Der Duft des Geldes – Tatort 420 #Crimetime 831 #Tatort #Hamburg #Stoever #Brockmöller #NDR #Geld #Duft

Crimetime 831 - Titelfoto © NDR

Ein Keyboard im BMW und zwei Fälle in einem

Im Rahmen der begrüßenswerten Stoever-Brockmöller-Traditionspflege hat der NDR gestern wieder einen der Fälle aus der „Spätphase“ des beliebten Ermittlerduos gesendet. Manfred Krug und Charles Brauer sind Klassiker unter den Tatortkommissaren, haben lange Zeit die Rangliste der meisten ermittelten Fälle innerhalb der Serie angeführt, sind als „Swinging Cops“ in die Fernsehgeschichte eingegangen.

Es ist schon ein Unterschied zu bemerken zwischen den frühen Stoevers, in denen er allein, recht hart und zynisch unterwegs war und einen Audi 100 als Dienstwagen fuhr, noch ohne Handy unterwegs war und den Altherrenjahren mit Brockmöller, in denen es sogar beleuchtete Keyboards im leicht überdimensionierten 7er BMW (das Modell E38, der letzte Schönling der Marke) gab. Während einer Observation der Putzfrau Milena machen die beiden ihrem Status als Gesangspolizisten Ehre und ganz leise klingt ein Lied in die Nacht. Oder auch nicht, denn die Fenster sollten während einer Observation schon geschlossen bleiben. Der Zuschauer aber ist mit den beiden im Auto und lauscht den dünnen, aber liebenswerten Amateursängern, Mundharmonika- und Keyboardspielern.

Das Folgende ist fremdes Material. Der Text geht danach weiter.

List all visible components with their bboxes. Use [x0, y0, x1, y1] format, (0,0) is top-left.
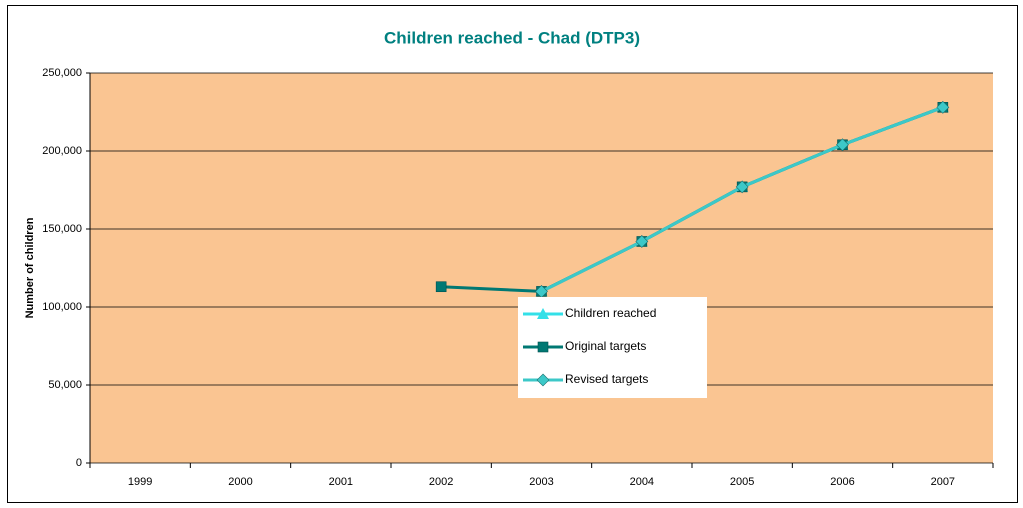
chart-title: Children reached - Chad (DTP3): [384, 28, 640, 47]
x-tick-label: 2003: [529, 476, 553, 488]
x-tick-label: 2001: [329, 476, 353, 488]
x-tick-label: 2006: [830, 476, 854, 488]
marker: [536, 373, 550, 387]
y-tick-label: 100,000: [42, 301, 82, 313]
legend: Children reached Original targets Revised …: [518, 297, 707, 398]
marker: [836, 138, 849, 152]
y-tick-label: 250,000: [42, 67, 82, 79]
marker: [537, 341, 549, 353]
x-tick-label: 2005: [730, 476, 754, 488]
x-tick-label: 2004: [630, 476, 654, 488]
x-tick-label: 2002: [429, 476, 453, 488]
plot-area: [90, 73, 993, 463]
legend-label: Revised targets: [565, 372, 648, 386]
x-tick-label: 2007: [931, 476, 955, 488]
legend-label: Children reached: [565, 306, 656, 320]
marker: [735, 180, 749, 194]
y-tick-label: 50,000: [48, 379, 82, 391]
marker: [635, 235, 649, 248]
y-axis-title: Number of children: [24, 217, 36, 318]
legend-label: Original targets: [565, 339, 646, 353]
marker: [537, 308, 549, 319]
y-tick-label: 150,000: [42, 223, 82, 235]
marker: [936, 100, 950, 114]
y-tick-label: 200,000: [42, 145, 82, 157]
x-tick-label: 1999: [128, 476, 152, 488]
y-tick-label: 0: [76, 457, 82, 469]
marker: [435, 281, 447, 293]
x-tick-label: 2000: [228, 476, 252, 488]
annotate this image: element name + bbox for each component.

Der Fall steht aber im Vordergrund, auch im Vergleich zu anderen Stoever-Folgen, seine Lösung ist wiederum sehr simpel gestrickt und neben dem Mord läuft ein zweiter Fall von Wirtschaftskriminalität, der nicht gelöst oder zumindest nicht mit einer Ahndung des Verbrechens belegt wird, die ganze Zeit mit. Viel mehr als der Hauptfall trägt er zum Zeitkolorit von „Der Duft des Geldes“ bei.

Handlung

In „Der Duft des Geldes“ gibt der Tod eines Blumenhändlers Stoever und Brockmöller ein Rätsel auf. Alles deutet zunächst darauf hin, dass der Blumenhändler erschossen wurde, als er einen Einbrecherüberraschte. Doch bald zeigt sich, dass die Angelegenheit wesentlich komplizierter ist.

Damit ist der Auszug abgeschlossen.